In 1995, Zimmerling and his wife were able to buy one third of the vineyard house, and since then she has also had her workshop there. Her sculptures — representations of the female form, graceful and in a trance-like state — somehow pervade the ethos of the winery. Sculpted from large trunks of wood and painted, these comforting, peaceful shapes have a strangely transcending presence. “I have never regretted giving up engineering,” Zimmerling confesses. “For me, making wine is the noblest form of agriculture. You are not just growing something, there is a second step of refinement that brings such joy to people and that creates a completely individual product that subsumes climate and soil, even oneself.
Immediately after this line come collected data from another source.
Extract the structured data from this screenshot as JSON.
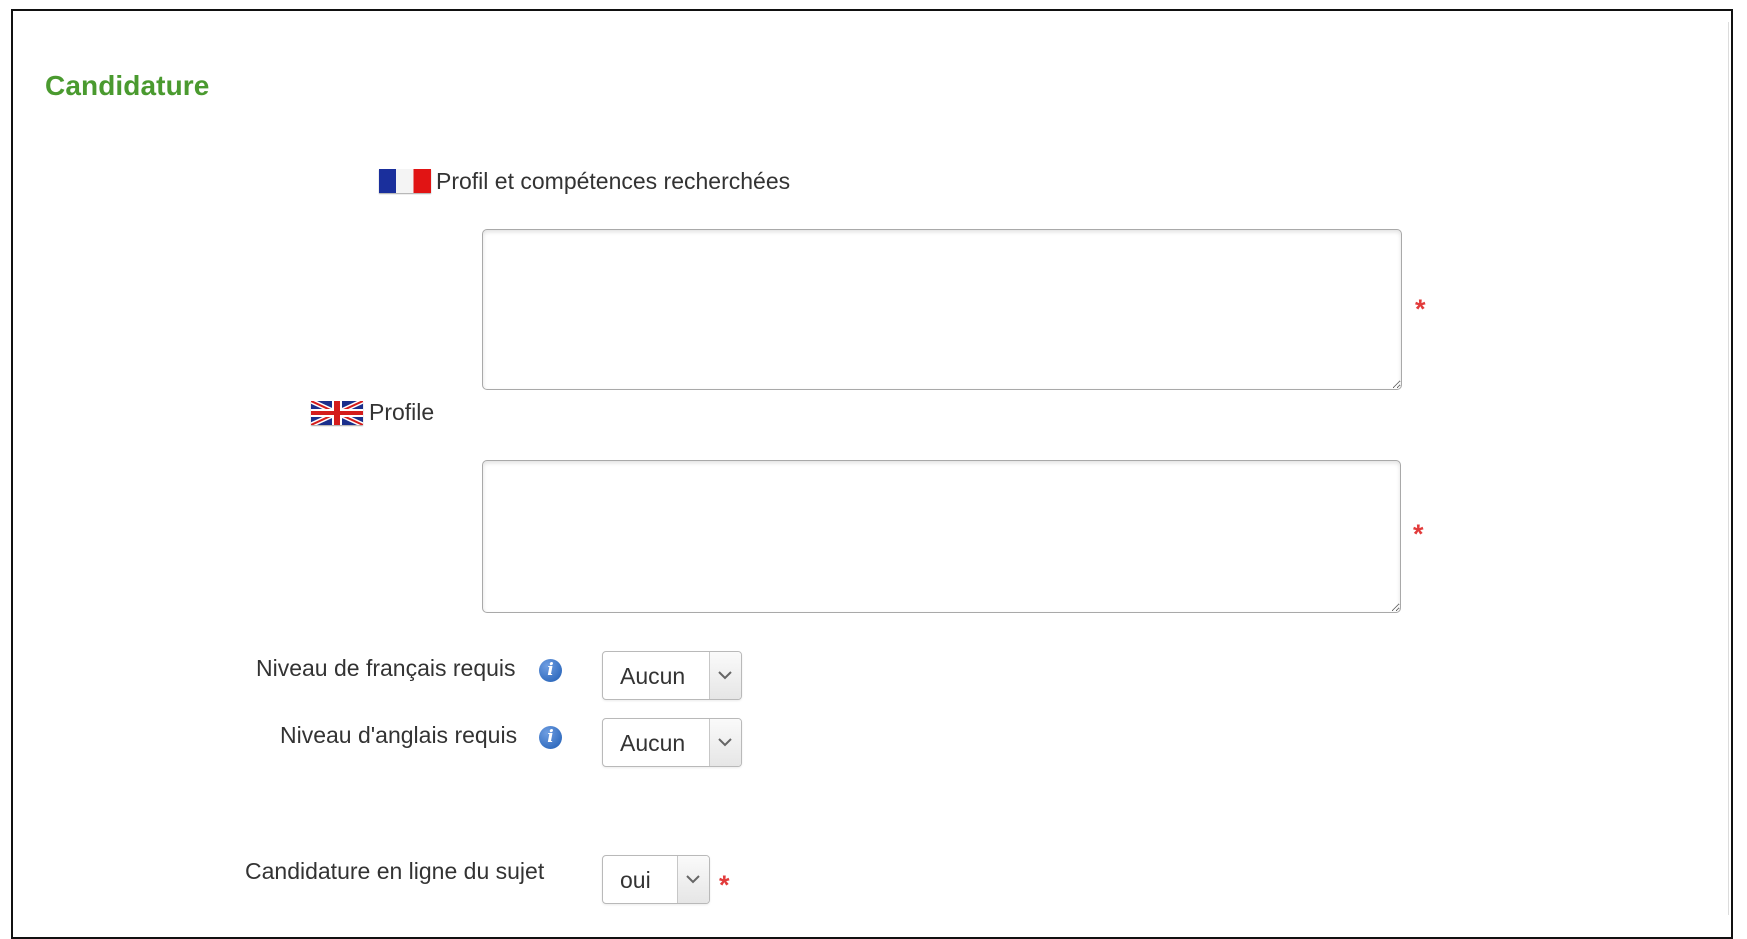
{
  "section": {
    "title": "Candidature"
  },
  "profile_fr": {
    "label": "Profil et compétences recherchées",
    "value": ""
  },
  "profile_en": {
    "label": "Profile",
    "value": ""
  },
  "french_level": {
    "label": "Niveau de français requis",
    "selected": "Aucun"
  },
  "english_level": {
    "label": "Niveau d'anglais requis",
    "selected": "Aucun"
  },
  "online_application": {
    "label": "Candidature en ligne du sujet",
    "selected": "oui"
  },
  "required_marker": "*",
  "info_icon_glyph": "i",
  "icons": {
    "fr_flag": "french-flag-icon",
    "uk_flag": "uk-flag-icon",
    "info": "info-icon",
    "chevron": "chevron-down-icon"
  },
  "colors": {
    "title": "#4a9a2f",
    "required": "#e23b3b",
    "info": "#1e5cb3"
  }
}
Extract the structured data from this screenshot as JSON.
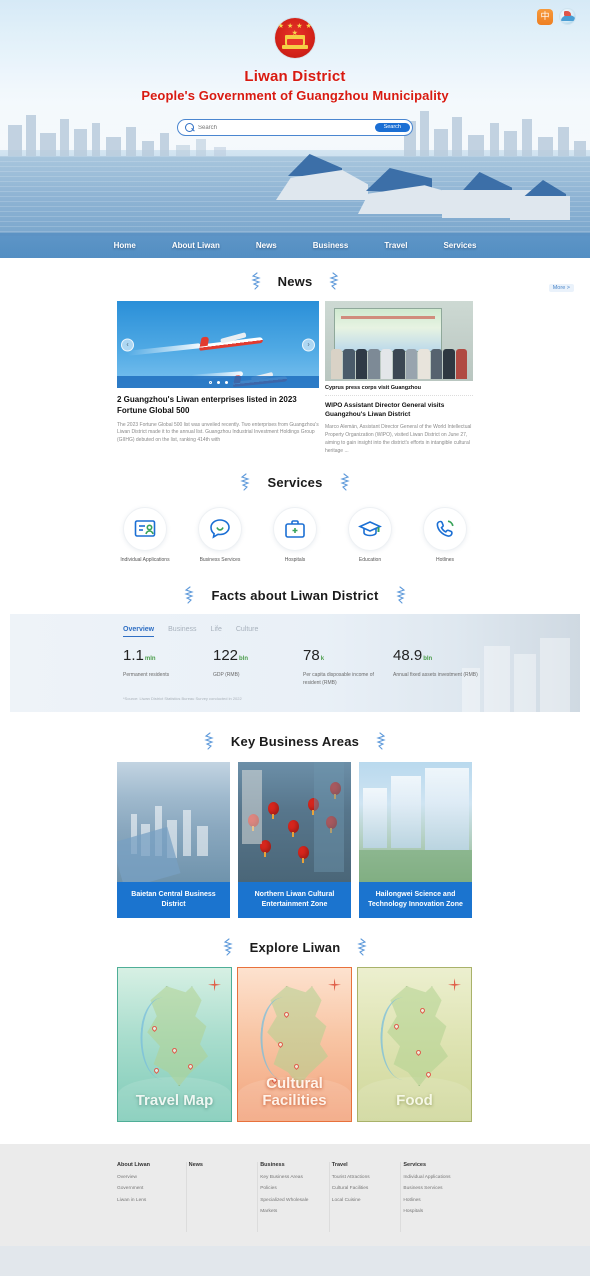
{
  "header": {
    "lang_toggle": "中",
    "badge_icon": "liwan-logo-badge",
    "title_cn": "Liwan District",
    "title_en": "People's Government of Guangzhou Municipality",
    "search": {
      "placeholder": "Search",
      "value": "",
      "button": "Search",
      "icon": "search-icon"
    },
    "nav": [
      {
        "label": "Home"
      },
      {
        "label": "About Liwan"
      },
      {
        "label": "News"
      },
      {
        "label": "Business"
      },
      {
        "label": "Travel"
      },
      {
        "label": "Services"
      }
    ]
  },
  "news": {
    "heading": "News",
    "more": "More >",
    "carousel": {
      "prev_icon": "chevron-left-icon",
      "next_icon": "chevron-right-icon",
      "dots": 3,
      "active_dot": 0,
      "title": "2 Guangzhou's Liwan enterprises listed in 2023 Fortune Global 500",
      "summary": "The 2023 Fortune Global 500 list was unveiled recently. Two enterprises from Guangzhou's Liwan District made it to the annual list. Guangzhou Industrial Investment Holdings Group (GIIHG) debuted on the list, ranking 414th with"
    },
    "side": {
      "row_title": "Cyprus press corps visit Guangzhou",
      "title": "WIPO Assistant Director General visits Guangzhou's Liwan District",
      "summary": "Marco Alemán, Assistant Director General of the World Intellectual Property Organization (WIPO), visited Liwan District on June 27, aiming to gain insight into the district's efforts in intangible cultural heritage ..."
    }
  },
  "services": {
    "heading": "Services",
    "items": [
      {
        "label": "Individual Applications",
        "icon": "person-document-icon"
      },
      {
        "label": "Business Services",
        "icon": "chat-smile-icon"
      },
      {
        "label": "Hospitals",
        "icon": "medical-kit-icon"
      },
      {
        "label": "Education",
        "icon": "graduation-cap-icon"
      },
      {
        "label": "Hotlines",
        "icon": "phone-icon"
      }
    ]
  },
  "facts": {
    "heading": "Facts about Liwan District",
    "tabs": [
      {
        "label": "Overview",
        "active": true
      },
      {
        "label": "Business",
        "active": false
      },
      {
        "label": "Life",
        "active": false
      },
      {
        "label": "Culture",
        "active": false
      }
    ],
    "stats": [
      {
        "value": "1.1",
        "unit": "mln",
        "label": "Permanent residents"
      },
      {
        "value": "122",
        "unit": "bln",
        "label": "GDP (RMB)"
      },
      {
        "value": "78",
        "unit": "k",
        "label": "Per capita disposable income of resident (RMB)"
      },
      {
        "value": "48.9",
        "unit": "bln",
        "label": "Annual fixed assets investment (RMB)"
      }
    ],
    "source": "*Source: Liwan District Statistics Bureau Survey conducted in 2022"
  },
  "business_areas": {
    "heading": "Key Business Areas",
    "cards": [
      {
        "caption": "Baietan Central Business District"
      },
      {
        "caption": "Northern Liwan Cultural Entertainment Zone"
      },
      {
        "caption": "Hailongwei Science and Technology Innovation Zone"
      }
    ]
  },
  "explore": {
    "heading": "Explore Liwan",
    "cards": [
      {
        "label": "Travel Map",
        "theme": "teal"
      },
      {
        "label": "Cultural Facilities",
        "theme": "orange"
      },
      {
        "label": "Food",
        "theme": "olive"
      }
    ]
  },
  "footer": {
    "columns": [
      {
        "title": "About Liwan",
        "links": [
          "Overview",
          "Government",
          "Liwan in Lens"
        ]
      },
      {
        "title": "News",
        "links": []
      },
      {
        "title": "Business",
        "links": [
          "Key Business Areas",
          "Policies",
          "Specialized Wholesale",
          "Markets"
        ]
      },
      {
        "title": "Travel",
        "links": [
          "Tourist Attractions",
          "Cultural Facilities",
          "Local Cuisine"
        ]
      },
      {
        "title": "Services",
        "links": [
          "Individual Applications",
          "Business Services",
          "Hotlines",
          "Hospitals"
        ]
      }
    ]
  },
  "colors": {
    "brand_red": "#d81a11",
    "brand_blue": "#1b74cf",
    "accent_orange": "#ee7f22",
    "stat_green": "#4a9d4a"
  }
}
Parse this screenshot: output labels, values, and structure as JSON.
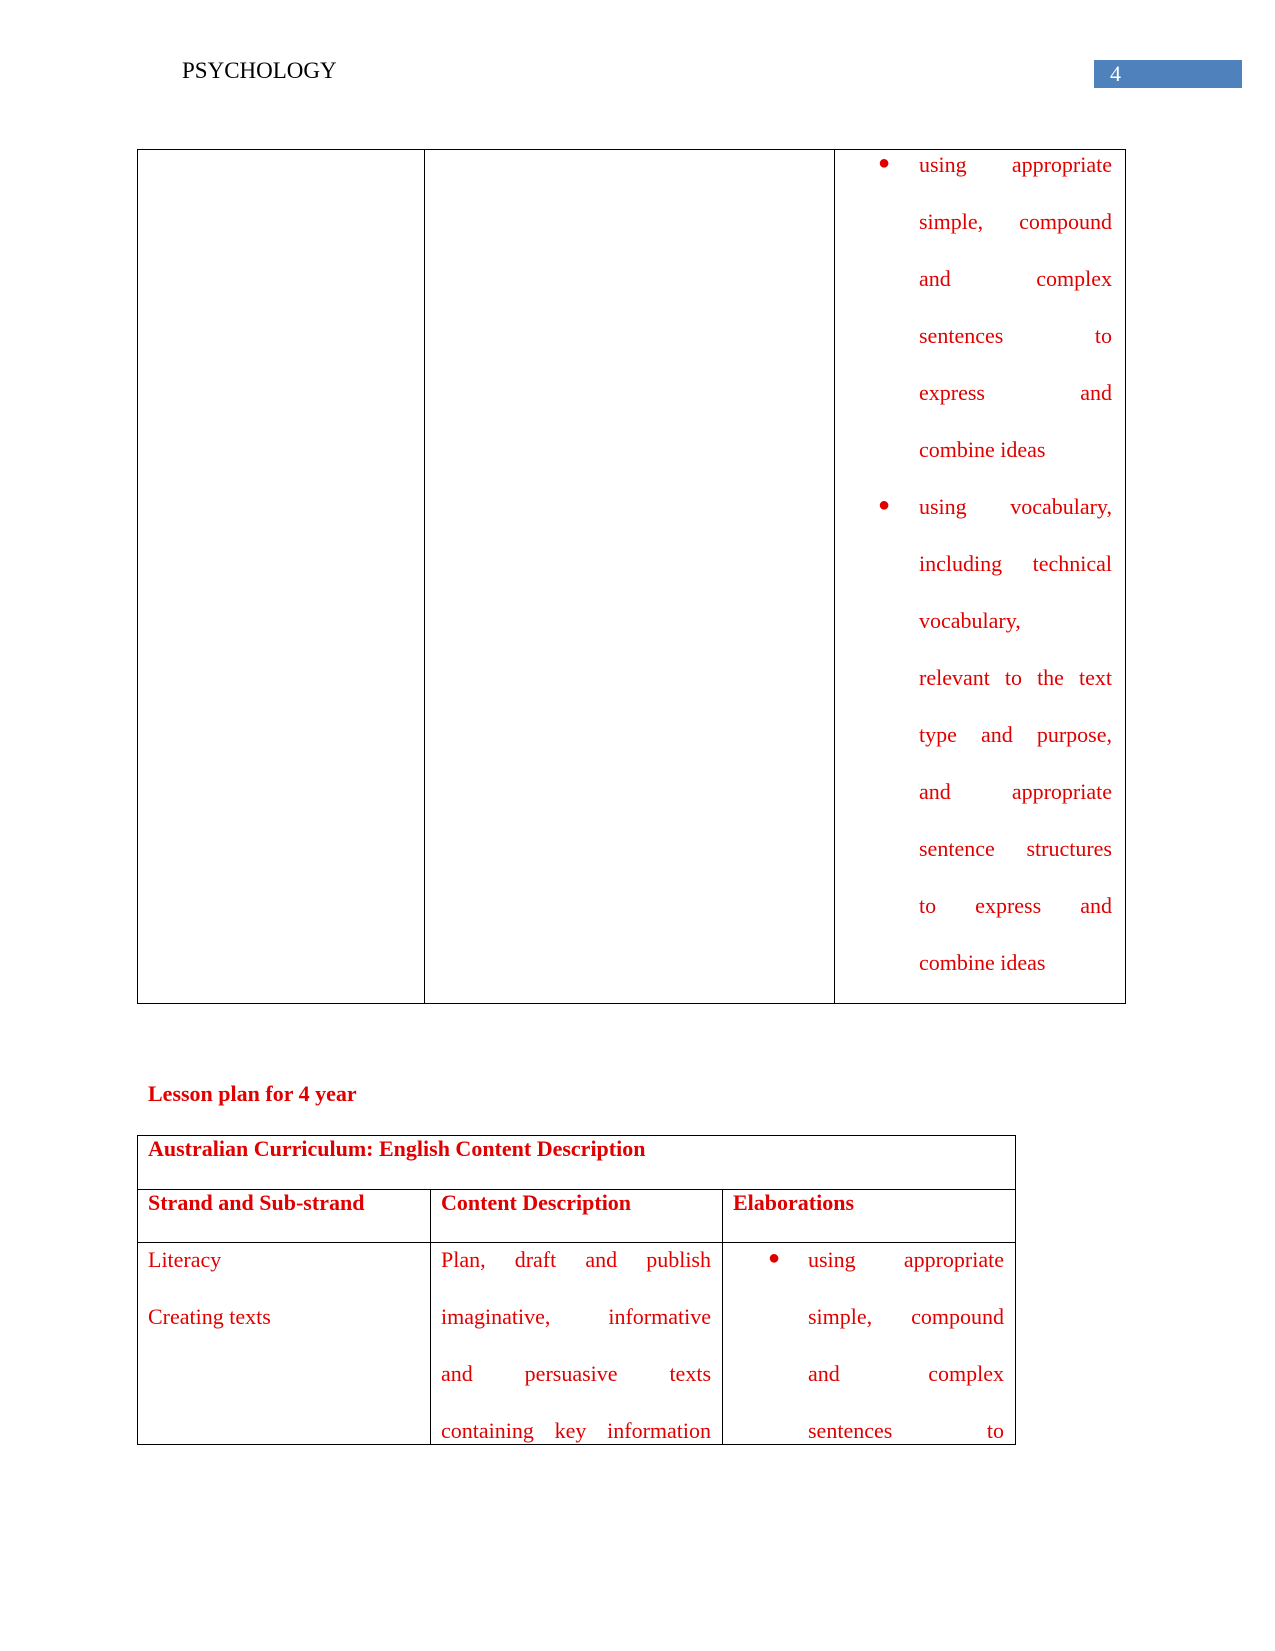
{
  "header": {
    "title": "PSYCHOLOGY",
    "page_number": "4"
  },
  "table1": {
    "elaborations": [
      {
        "lines": [
          "using appropriate",
          "simple, compound",
          "and complex",
          "sentences to",
          "express and",
          "combine ideas"
        ]
      },
      {
        "lines": [
          "using vocabulary,",
          "including technical",
          "vocabulary,",
          "relevant to the text",
          "type and purpose,",
          "and appropriate",
          "sentence structures",
          "to express and",
          "combine ideas"
        ]
      }
    ]
  },
  "lesson_title": "Lesson plan for 4 year",
  "table2": {
    "title": "Australian Curriculum: English Content Description",
    "headers": [
      "Strand and Sub-strand",
      "Content Description",
      "Elaborations"
    ],
    "strand": [
      "Literacy",
      "Creating texts"
    ],
    "content_lines": [
      "Plan, draft and publish",
      "imaginative, informative",
      "and persuasive texts",
      "containing key information"
    ],
    "elaboration_lines": [
      "using appropriate",
      "simple, compound",
      "and complex",
      "sentences to"
    ]
  },
  "colors": {
    "text": "#e00000",
    "header_badge": "#4f81bd"
  }
}
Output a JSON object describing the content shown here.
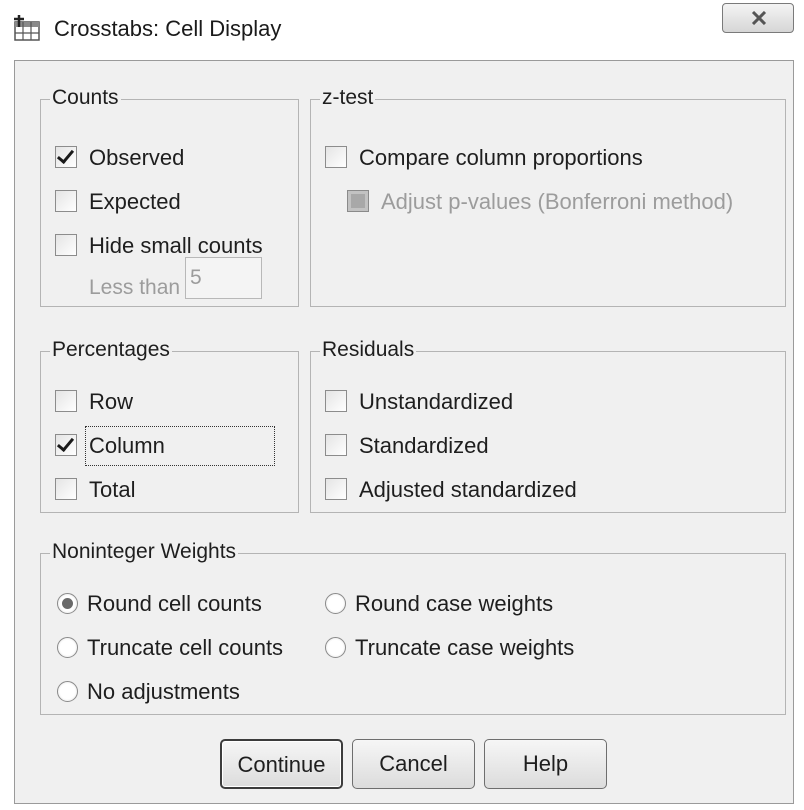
{
  "window": {
    "title": "Crosstabs: Cell Display"
  },
  "counts": {
    "legend": "Counts",
    "observed": {
      "label": "Observed",
      "checked": true
    },
    "expected": {
      "label": "Expected",
      "checked": false
    },
    "hide_small": {
      "label": "Hide small counts",
      "checked": false
    },
    "less_than_label": "Less than",
    "less_than_value": "5"
  },
  "ztest": {
    "legend": "z-test",
    "compare": {
      "label": "Compare column proportions",
      "checked": false
    },
    "adjust": {
      "label": "Adjust p-values (Bonferroni method)",
      "checked": false,
      "disabled": true
    }
  },
  "percentages": {
    "legend": "Percentages",
    "row": {
      "label": "Row",
      "checked": false
    },
    "column": {
      "label": "Column",
      "checked": true
    },
    "total": {
      "label": "Total",
      "checked": false
    }
  },
  "residuals": {
    "legend": "Residuals",
    "unstandardized": {
      "label": "Unstandardized",
      "checked": false
    },
    "standardized": {
      "label": "Standardized",
      "checked": false
    },
    "adjusted": {
      "label": "Adjusted standardized",
      "checked": false
    }
  },
  "weights": {
    "legend": "Noninteger Weights",
    "options": [
      {
        "label": "Round cell counts",
        "selected": true
      },
      {
        "label": "Truncate cell counts",
        "selected": false
      },
      {
        "label": "No adjustments",
        "selected": false
      },
      {
        "label": "Round case weights",
        "selected": false
      },
      {
        "label": "Truncate case weights",
        "selected": false
      }
    ]
  },
  "buttons": {
    "continue": "Continue",
    "cancel": "Cancel",
    "help": "Help"
  },
  "icons": {
    "app": "crosstabs-app-icon",
    "close": "close-icon"
  }
}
What my wife does with her sculptures, I do with my wine.”
A quarter of a century after the Wende, a new generation has grown up that never knew a divided Germany. Saxon vineyards have been restored and can flourish once again in the hands of determined, enterprising, risk-taking winemakers. The vineyards themselves simply endured history. To drink the wines that grow there is poignant. They symbolize freedom, human endeavor, diligence, pleasure, and hope.